The early modern English sonnet has rarely been assessed as a category, and recent works have rather chosen the wider category of lyric – one whose historicity poses a number of difficulties. Despite the expansion of the canon in the last decades, and the related development of stimulating critical approaches based on gender, nationhood, race or religious studies, our vision of the sonnet is still affected by the ‘parody theory’, which oversimplifies the perspective of the sonneteers, discourages research on their works and does not recognise that parodies can also testify to the success of their targets. The loose codification of the sonnet and the variety of the contexts in which sonnets appear need to be taken into account and to be placed in the context of Petrarchan poetics in other countries, in particular France and Italy. The present volume proposes to do so using the input of book history and the tools of a historicised formalism, focusing in particular (but not only) on the key period of the 1590s.

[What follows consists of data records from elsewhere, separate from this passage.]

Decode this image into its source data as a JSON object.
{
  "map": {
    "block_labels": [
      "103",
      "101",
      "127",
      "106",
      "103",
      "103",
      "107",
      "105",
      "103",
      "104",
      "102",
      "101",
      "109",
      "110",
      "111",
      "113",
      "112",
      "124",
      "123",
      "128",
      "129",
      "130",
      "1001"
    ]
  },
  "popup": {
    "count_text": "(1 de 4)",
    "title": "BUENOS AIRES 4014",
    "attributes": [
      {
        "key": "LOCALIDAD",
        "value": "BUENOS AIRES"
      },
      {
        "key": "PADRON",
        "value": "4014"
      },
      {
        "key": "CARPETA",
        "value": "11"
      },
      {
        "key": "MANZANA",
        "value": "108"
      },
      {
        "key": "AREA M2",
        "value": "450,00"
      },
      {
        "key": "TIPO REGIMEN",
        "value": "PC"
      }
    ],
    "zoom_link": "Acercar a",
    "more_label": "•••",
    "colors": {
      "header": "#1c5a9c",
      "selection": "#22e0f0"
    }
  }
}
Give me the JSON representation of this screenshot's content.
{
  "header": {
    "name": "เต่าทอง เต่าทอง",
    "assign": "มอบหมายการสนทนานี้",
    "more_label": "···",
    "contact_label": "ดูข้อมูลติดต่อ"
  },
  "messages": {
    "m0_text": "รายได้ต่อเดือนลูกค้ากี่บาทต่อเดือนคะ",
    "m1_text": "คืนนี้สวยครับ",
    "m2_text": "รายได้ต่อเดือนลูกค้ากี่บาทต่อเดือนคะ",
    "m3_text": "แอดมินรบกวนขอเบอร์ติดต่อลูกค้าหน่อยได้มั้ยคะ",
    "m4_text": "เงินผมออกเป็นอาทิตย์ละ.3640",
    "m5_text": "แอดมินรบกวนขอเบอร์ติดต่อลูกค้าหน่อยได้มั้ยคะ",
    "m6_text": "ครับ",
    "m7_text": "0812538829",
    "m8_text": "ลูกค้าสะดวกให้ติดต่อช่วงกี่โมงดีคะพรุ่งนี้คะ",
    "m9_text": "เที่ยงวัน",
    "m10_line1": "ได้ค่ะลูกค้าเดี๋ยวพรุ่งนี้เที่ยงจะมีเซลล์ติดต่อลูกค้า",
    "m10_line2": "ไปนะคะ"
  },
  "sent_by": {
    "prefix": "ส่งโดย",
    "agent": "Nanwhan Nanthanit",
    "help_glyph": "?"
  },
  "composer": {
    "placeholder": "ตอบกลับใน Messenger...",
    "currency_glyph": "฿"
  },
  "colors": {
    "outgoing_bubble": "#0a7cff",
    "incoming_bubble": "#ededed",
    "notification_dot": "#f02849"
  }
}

in The early modern English sonnet
Accounts of the quatorzain in Italy, France and England in the second half of the sixteenth century
Carlo Alberto Girotto, Jean-Charles Monferran, and Rémi Vuillemin

This chapter assesses the reception and the significance of the early modern sonnet by focusing on poetic treatises of the second half of the sixteenth century, when the fashion for sonnets peaked in Italy, France and England. In Italy, where the sonnet had reached formal maturity and a canonical status based on established models, poets were seeking room for innovation to compete with their prestigious forebears, exploring new forms of both sonnet and poetic collection and further dignifying the fourteen-line poem. In France, by contrast, poets and theorists sought to codify the sonnet, imitating the Italians and rejecting earlier vernacular poetry, often insisting on its epigrammatic dimension – they did not, however, discuss the development of sonnet collections. In England, the sonnet (mediated by French precedents) took a much longer time to be codified, and retained during and after the considered period its original meaning of ‘little song’, or short lyric poem. Addressing general questions of poetics related to the prosody and vocabulary of the English language seems to have held more stakes than determining the specificities of the English sonnet, whose textbook definition mostly corresponds to how it was seen by late sixteenth- and early seventeenth-century English treatises.